‘The impact of 11 September on the airline industry has been much worse than what we saw after the Gulf war,’ says Tobias Bright, executive vice-president for sales, commercial airlines. ‘Another war in the Middle East would be an unthinkable catastrophe for the sector at this point in the business cycle.’

Boeing’s latest results show just how hard the manufacturer has been hit by 11 September. Total revenues at its commercial aircraft division reached $6,100 million in the third quarter of 2002, 23 per cent down on the $8,000 million recorded for the corresponding period last year. Deliveries also fell by a quarter, to 73 aircraft.

It is not all doom and gloom, however. According to its latest 20-year market forecast, the Middle East’s passenger fleet will more than double from 409 aircraft to 833 by 2021. Over the period, regional airlines are forecast to spend up to $63,000 million. Boeing, which claims to have more than a 60 per cent market share, is banking on winning its fair share of this business.

Recently, however, the company has had to watch its European rival, Airbus, score some impressive successes in difficult conditions. Boeing has yet to offer Middle East customers an alternative to the Airbus A380-800 superjumbo. The 555 or 656-passenger aircraft has already caused a buzz in the region, following high-profile orders from Dubai-based Emirates and Qatar Airways.

Boeing strategists argue there is no long-term market for such a large aircraft. Instead, the company is hedging its bets, choosing to stretch out the lifespan of its veteran 400-passenger 747, while sounding out the industry about its Sonic Cruiser concept. ‘Too much attention is placed on the A380 versus Boeing. We have a product strategy that is based on serving a market that wants to fly point-to-point. Our philosophy is that air transport will fragment: just look at the number of routes that are flown out of Dubai,’ says Bright.

In 2001, airlines operated 1,000 weekly flights from Dubai International Airport to 68 non-stop destinations worldwide. Bright believes Dubai’s example of an airport implementing an effective open skies policy, coupled with the growth of its indigenous airline, is a lesson that could benefit the entire region.

‘There is no question that a liberalised operating environment in the Middle East would be a positive step and we are doing everything we can to encourage this. Liberalisation could be the driving force behind the growth in air travel in the region over the next 10 years,’ he says.

Fewer airlines, operating larger fleets on more routes, would also help to spur the industry forward in the Middle East. ‘More consolidation would be good for the industry. When the world’s leading carrier has only 7 per cent of the business available, there are clearly too many airlines. My gut feeling is that this is the case worldwide. We have gone past the day when every country needs its own flag carrier,’ says Bright.

With no firm plans yet in place to produce the Sonic Cruiser, which is pitched to fly just below the speed of sound, Boeing is relying on its existing best sellers – the 747, 777 and 737 airframes – to entice airlines in the region. The company is still waiting to firm up a $7,000 million order from Emirates for 25 777-200 and 777-300 aircraft. The deal was announced last year, when the carrier also decided to buy 22 A380s and eight A340-600s. Emirates’ decision to go for the A340s was a double blow, as it took more sales away from Boeing’s similar long-range 777.
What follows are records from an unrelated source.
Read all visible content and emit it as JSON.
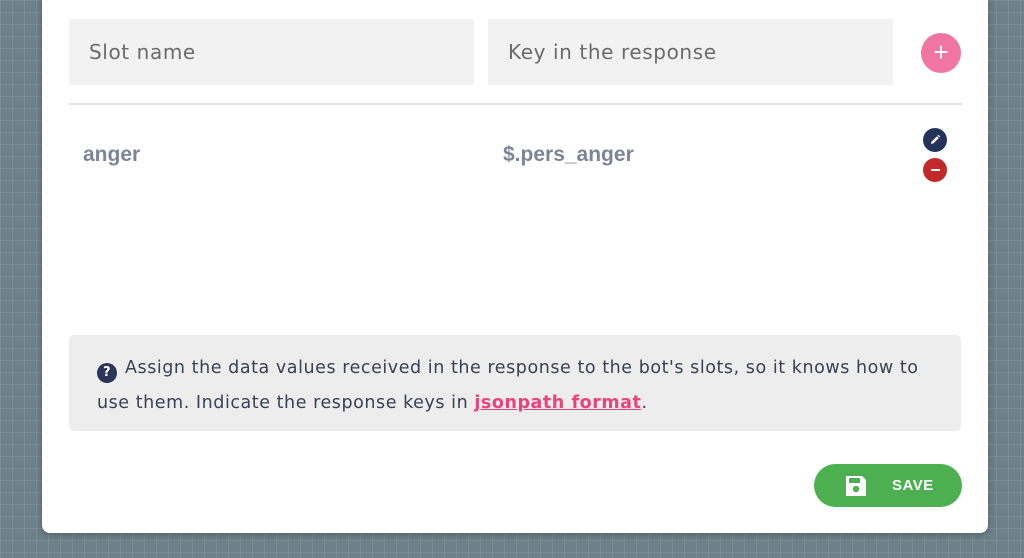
{
  "form": {
    "slot_name_placeholder": "Slot name",
    "key_placeholder": "Key in the response",
    "slot_name_value": "",
    "key_value": ""
  },
  "actions": {
    "add_icon": "plus-icon",
    "save_label": "SAVE",
    "save_icon": "floppy-disk-icon"
  },
  "mappings": [
    {
      "slot": "anger",
      "key": "$.pers_anger",
      "edit_icon": "pencil-icon",
      "remove_icon": "minus-icon"
    }
  ],
  "info": {
    "icon": "question-circle-icon",
    "text_before": "Assign the data values received in the response to the bot's slots, so it knows how to use them. Indicate the response keys in ",
    "link_text": "jsonpath format",
    "text_after": "."
  },
  "colors": {
    "add_button": "#f075a0",
    "edit_button": "#24335a",
    "remove_button": "#c22a2a",
    "save_button": "#4caf50",
    "link": "#e8447b",
    "row_text": "#7c8596"
  }
}
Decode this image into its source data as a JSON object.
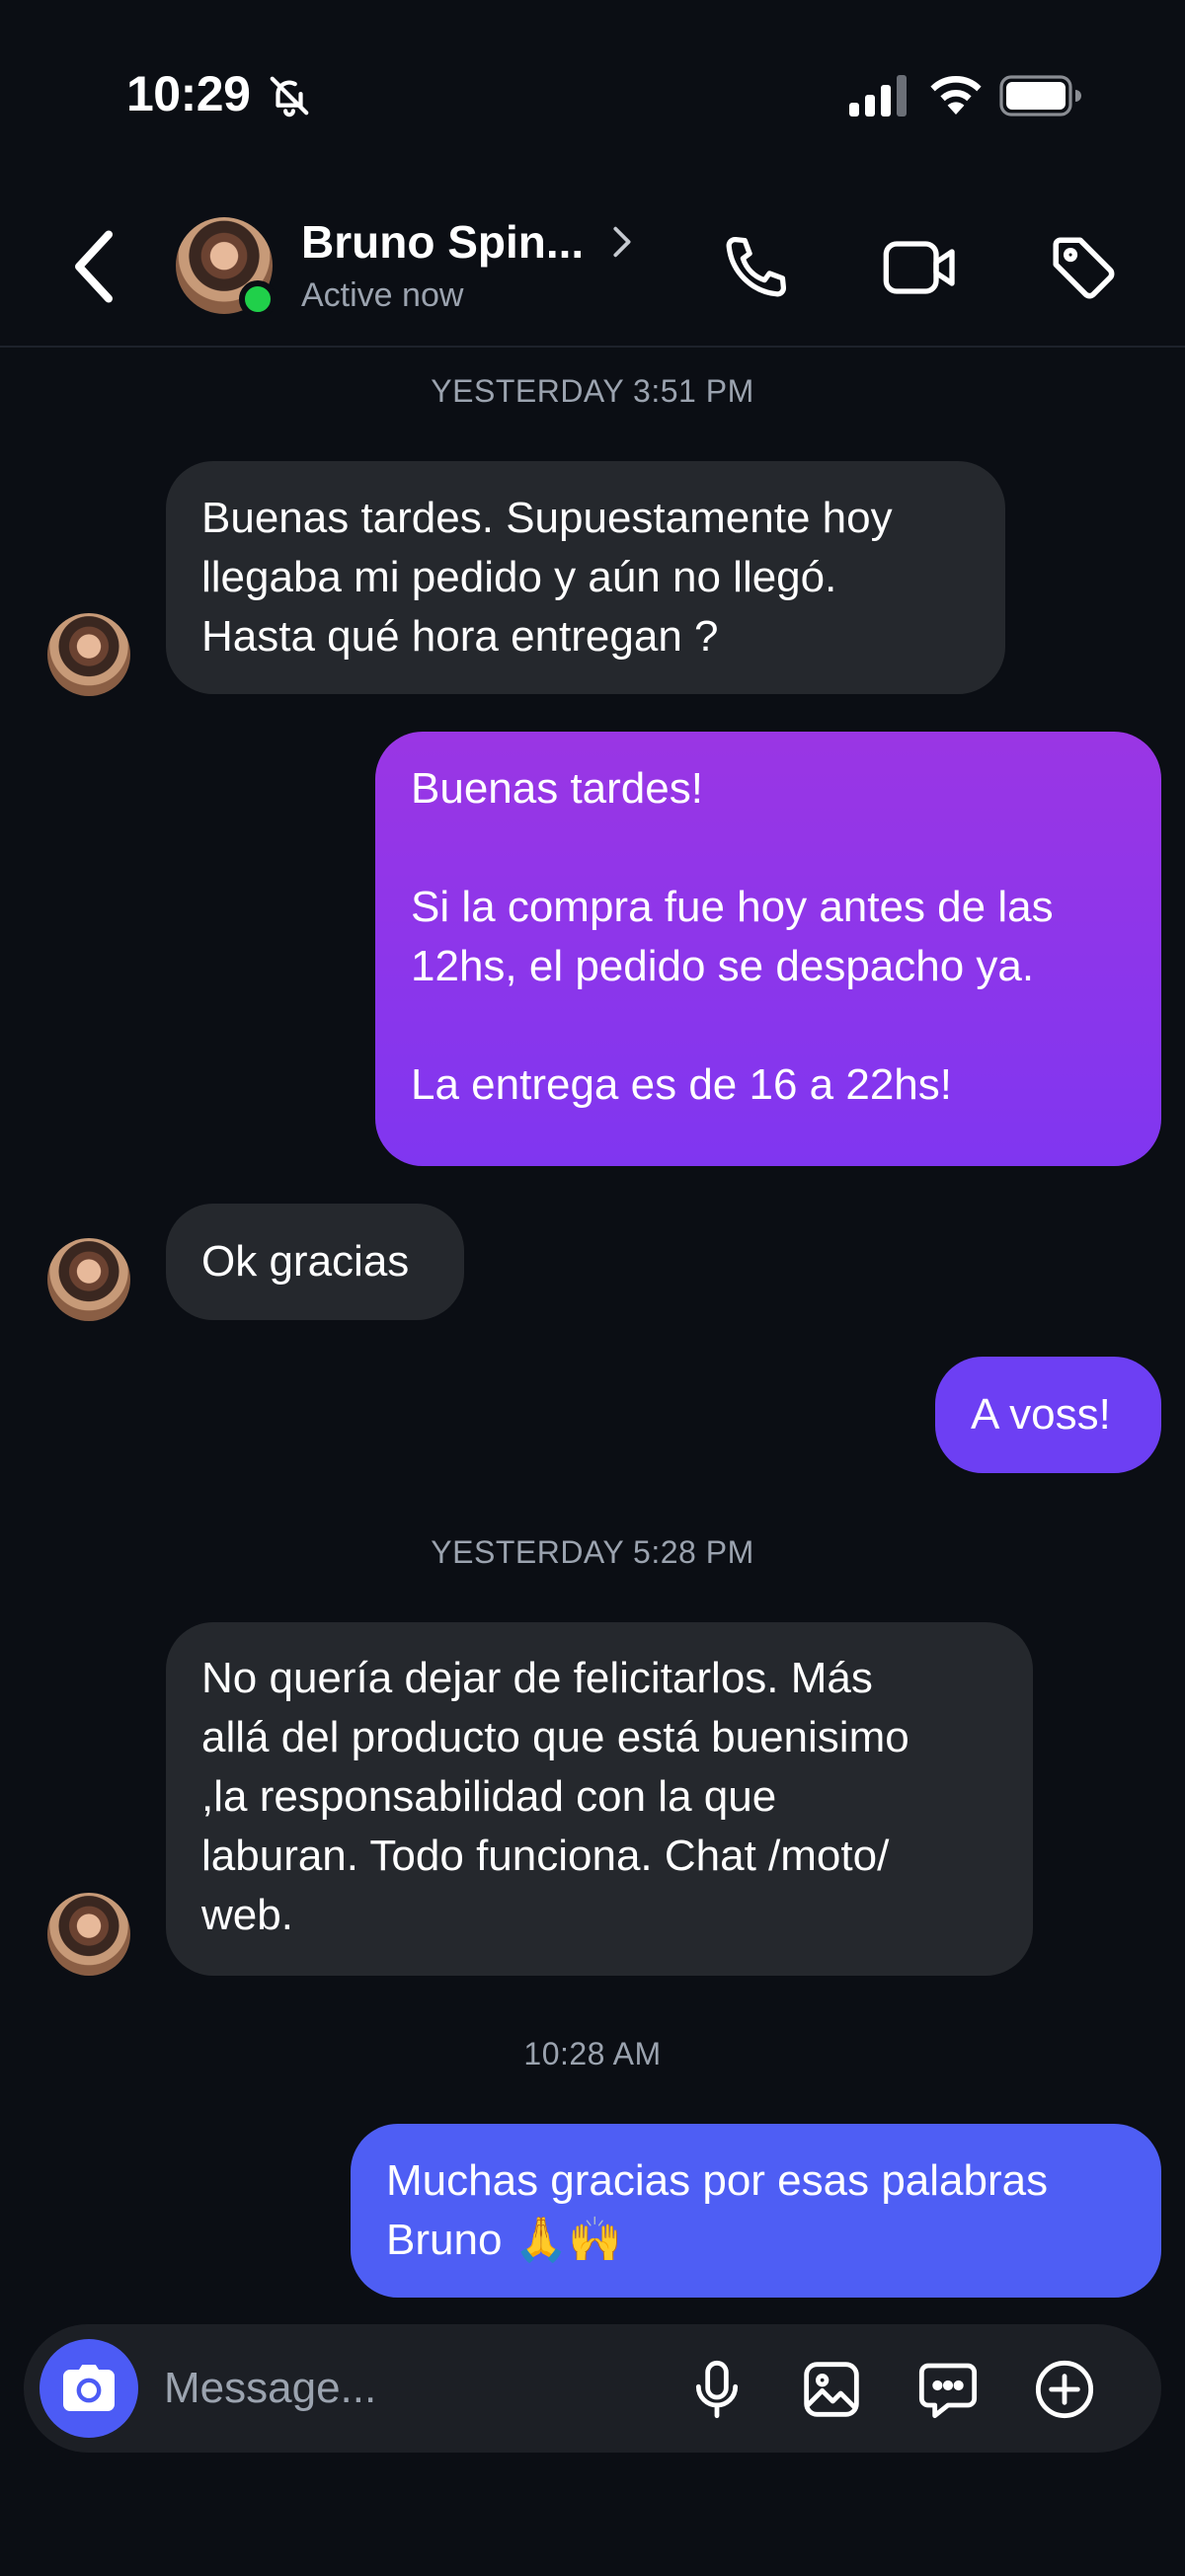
{
  "status_bar": {
    "time": "10:29"
  },
  "header": {
    "contact_name": "Bruno Spin...",
    "contact_status": "Active now"
  },
  "messages": [
    {
      "type": "timestamp",
      "text": "YESTERDAY 3:51 PM"
    },
    {
      "type": "incoming",
      "text": "Buenas tardes. Supuestamente hoy\nllegaba mi pedido y aún no llegó.\nHasta qué hora entregan ?"
    },
    {
      "type": "outgoing",
      "text": "Buenas tardes!\n\nSi la compra fue hoy antes de las\n12hs, el pedido se despacho ya.\n\nLa entrega es de 16 a 22hs!"
    },
    {
      "type": "incoming",
      "text": "Ok gracias"
    },
    {
      "type": "outgoing",
      "text": "A voss!"
    },
    {
      "type": "timestamp",
      "text": "YESTERDAY 5:28 PM"
    },
    {
      "type": "incoming",
      "text": "No quería dejar de felicitarlos. Más\nallá del producto que está buenisimo\n,la responsabilidad con la que\nlaburan. Todo funciona. Chat /moto/\nweb."
    },
    {
      "type": "timestamp",
      "text": "10:28 AM"
    },
    {
      "type": "outgoing",
      "text": "Muchas gracias por esas palabras\nBruno 🙏🙌"
    }
  ],
  "composer": {
    "placeholder": "Message..."
  },
  "colors": {
    "background": "#0b0e14",
    "incoming_bubble": "#25282d",
    "outgoing_gradient_top": "#9a36e4",
    "outgoing_gradient_bottom": "#4e5ef4",
    "online": "#20d04a",
    "camera_button": "#4c5bf5"
  },
  "icons": [
    "bell-off-icon",
    "signal-icon",
    "wifi-icon",
    "battery-icon",
    "back-icon",
    "chevron-right-icon",
    "phone-icon",
    "video-icon",
    "tag-icon",
    "camera-icon",
    "microphone-icon",
    "image-icon",
    "sticker-icon",
    "plus-circle-icon"
  ]
}
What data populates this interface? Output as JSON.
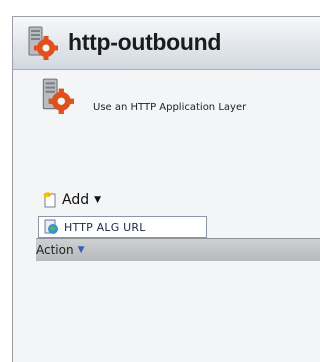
{
  "header": {
    "title": "http-outbound",
    "icon": "gear-server-icon"
  },
  "description": {
    "text": "Use an HTTP Application Layer",
    "icon": "gear-server-icon"
  },
  "toolbar": {
    "add_label": "Add",
    "add_icon": "new-document-icon",
    "caret": "▼"
  },
  "add_menu": {
    "items": [
      {
        "label": "HTTP ALG URL",
        "icon": "url-globe-icon"
      }
    ]
  },
  "table": {
    "columns": [
      {
        "label": "Action",
        "caret": "▼"
      }
    ]
  }
}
Talks were expected this year with Boeing’s biggest regional customer, Saudi Arabian Airlines, to update its fleet of 747s, but they have so far failed to start. A potential $1,100 million order from Royal Air Maroc for 22 medium and long-haul jets has also sat on the shelf. The company’s only notable success in recent months came in October when Algeria’s Khalifa Airways, normally an Airbus carrier, signed up to lease two 777-200s for five years from Boeing Aircraft Trading. ‘What is vital in a downturn is [to recognise] that every airline, no matter how small, is important to us. We look to spread our risk across as many operators as possible,’ says Bright.

Iran Air, which flies a large fleet of ageing 747s, is one operator that Boeing would like to open a dialogue with – it cannot do so because of US economic sanctions. The flag carrier is not prepared to wait for Washington to restore diplomatic links, however. It has talked to Airbus about a possible deal for 10 modified aircraft that would fall outside the existing legislation that prevents the export of aircraft with more than 10 per cent US-manufactured content.

Bright is aware that in today’s climate the company cannot afford to ignore any potential customers for its commercial jets. ‘We would like to sell worldwide without sanctions. After all, aircraft are about bringing people together. In the case of Iran, the country has a long history with Boeing and is still operating our aircraft. We would like to sell them some more,’ he says.

Air travel has changed dramatically since William Boeing wheeled out his first aircraft from a garage in 1916. The Middle East has also experienced tremendous change over the same period and Boeing’s aircraft have played a significant part in opening up the region to the outside world. Regardless of the present downturn in air travel, Boeing is banking on continuing to play an important part in helping the region’s airlines deal with the challenges that lie ahead.